Not to mention the insane incessant roaring in one’s ears, as well as the low-level nuisance of having the snot literally blown out of you for the entire day.
YODA (GOLF IN THE KINGDOM)
I played Muirfield with a sixty-nine-year-old member who walked and played much faster than anyone I have ever seen. He carried his bag and hit a burning draw well past me on most holes. When I parred the seventeenth to go one down, he came right up to my face and said “ ‘tis a good match that goes to the last.” He finished me off, and at lunch, when I was annoying the other members by attempting to discuss the courses in Castine and Islesboro, he tugged on my sleeve and whispered “Michael, this is a dining club with a golf course attached.”
After lunch I said that I was going to play Gullane #2. “I’ll take you ‘round, I’m a member there as well,” he replied. He paid my guest fee and then gently attempted to snag the first tee time for Saturday because, for convoluted reasons pertaining to competition, he needed to play three rounds with his son that day.
On the back nine, as he was running me into the ground and clearly enjoying it, I asked him if we could sit down for two minutes, stretch our legs, and take some photos.
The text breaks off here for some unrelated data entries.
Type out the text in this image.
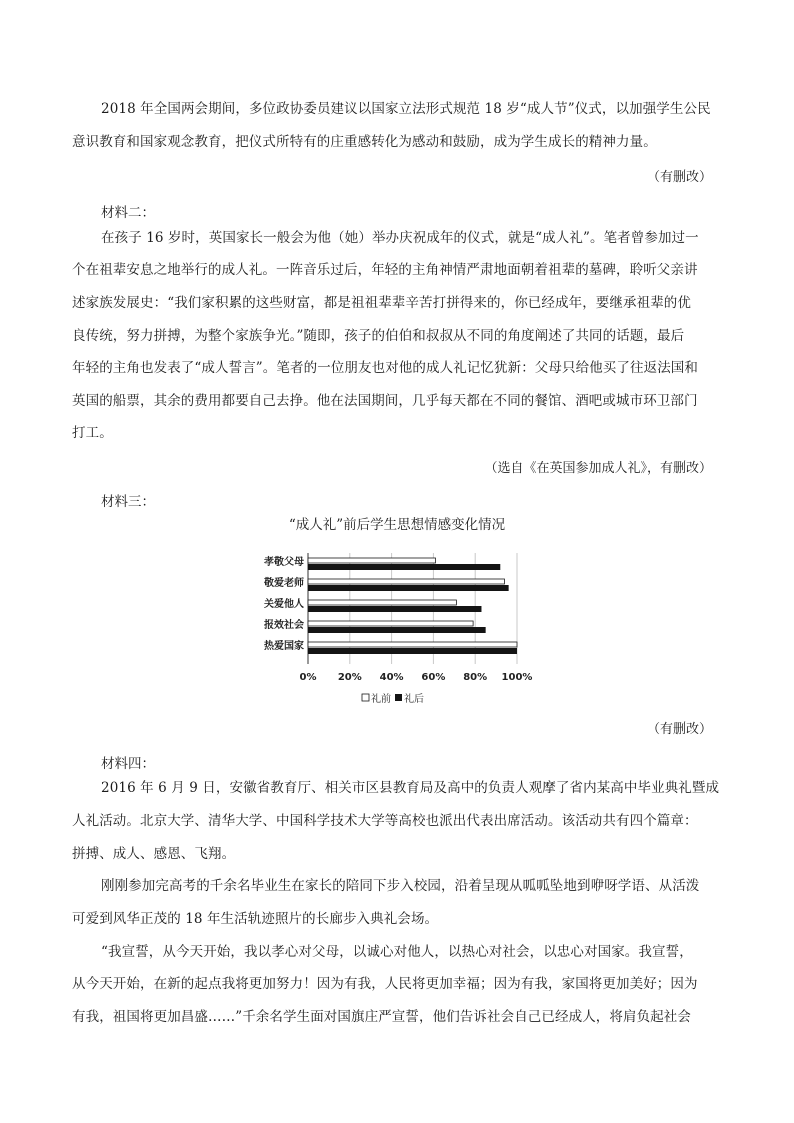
2018 年全国两会期间，多位政协委员建议以国家立法形式规范 18 岁“成人节”仪式，以加强学生公民
意识教育和国家观念教育，把仪式所特有的庄重感转化为感动和鼓励，成为学生成长的精神力量。
（有删改）
材料二：
在孩子 16 岁时，英国家长一般会为他（她）举办庆祝成年的仪式，就是“成人礼”。笔者曾参加过一
个在祖辈安息之地举行的成人礼。一阵音乐过后，年轻的主角神情严肃地面朝着祖辈的墓碑，聆听父亲讲
述家族发展史：“我们家积累的这些财富，都是祖祖辈辈辛苦打拼得来的，你已经成年，要继承祖辈的优
良传统，努力拼搏，为整个家族争光。”随即，孩子的伯伯和叔叔从不同的角度阐述了共同的话题，最后
年轻的主角也发表了“成人誓言”。笔者的一位朋友也对他的成人礼记忆犹新：父母只给他买了往返法国和
英国的船票，其余的费用都要自己去挣。他在法国期间，几乎每天都在不同的餐馆、酒吧或城市环卫部门
打工。
（选自《在英国参加成人礼》，有删改）
材料三：
“成人礼”前后学生思想情感变化情况
孝敬父母
敬爱老师
关爱他人
报效社会
热爱国家
0% 20% 40% 60% 80% 100%
礼前 礼后
（有删改）
材料四：
2016 年 6 月 9 日，安徽省教育厅、相关市区县教育局及高中的负责人观摩了省内某高中毕业典礼暨成
人礼活动。北京大学、清华大学、中国科学技术大学等高校也派出代表出席活动。该活动共有四个篇章：
拼搏、成人、感恩、飞翔。
刚刚参加完高考的千余名毕业生在家长的陪同下步入校园，沿着呈现从呱呱坠地到咿呀学语、从活泼
可爱到风华正茂的 18 年生活轨迹照片的长廊步入典礼会场。
“我宣誓，从今天开始，我以孝心对父母，以诚心对他人，以热心对社会，以忠心对国家。我宣誓，
从今天开始，在新的起点我将更加努力！因为有我，人民将更加幸福；因为有我，家国将更加美好；因为
有我，祖国将更加昌盛……”千余名学生面对国旗庄严宣誓，他们告诉社会自己已经成人，将肩负起社会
After I gorged myself at the water fountain on this sunny and windy day, I asked him if was going to drink anything more than the glass of lemonade he had with lunch. He said he was fine.
This time the match was over on the sixteenth green. On the next tee, after he smashed one down the hill I said “You’ve got to help me. I need to find the sweet spot. I’m getting my ass kicked by an old man.” He said, “I’m self-taught, son, I can’t help ya.” I pressed on about the secret of golf, and, after confessing to a robust amateur career that included nineteen aces, he said, exactly like Harvey Penick drew it up, “You’ve got to drop that elbow straight down, son. It straightens the left leg.” I hit my tee shot, dropping my elbow and pegging up, and it was that nice butter fade, gently dropping down twenty-five yards behind his ball. I turned to him for an assessment.
“Agh. Ya cut the ball. All day. It goes nowhere.”
THE OLD COURSE AT ST. ANDREWS
Total chaos. The mindless opening tee shot has a deadpan hilarity to it, because once you hit the burn and its razor-sharp edges, all hell breaks loose. For some reason, I thought that this was going to be a subtle golf course, but it is quite the opposite. The number of bunkers, their invisibility and depth, the amount of ground contour, its steepness and diversity, the tee shots to a blank horizon of gorse, the places where the fairway simply goes missing, the insane crossover, the hundred-yard greens—I would say this course is defined mostly by the sheer amount and variety of
stuff on it.
Add to this the threat of getting beaned, the threat of getting lost (my host Rich Goodale, who wrote a book on this place, got us lost), the baggage that comes with playing at the Home of Golf™, the extreme height of the numerous high notes right next to a few ugly and awkward corners, and you’ve got the most unusual and atonal walk in the park that I have ever seen.
It’s just a golf course, so The Old Course is not alive and it is not sacred. What then makes it so good and causes to emotions run so high, as mine certainly did?
In
Rabbit at Rest, Updike writes about any round on any course that “When you stand up on the first tee it is there, it comes back from wherever it lives during the rest of your life, endless possibility, the possibility of a perfect round . . . ” The Old Course is the only one I have ever seen that reciprocates, whose permutations of features, wind, and hole locations indeed seem to be endless and therefore a match for the human imagination.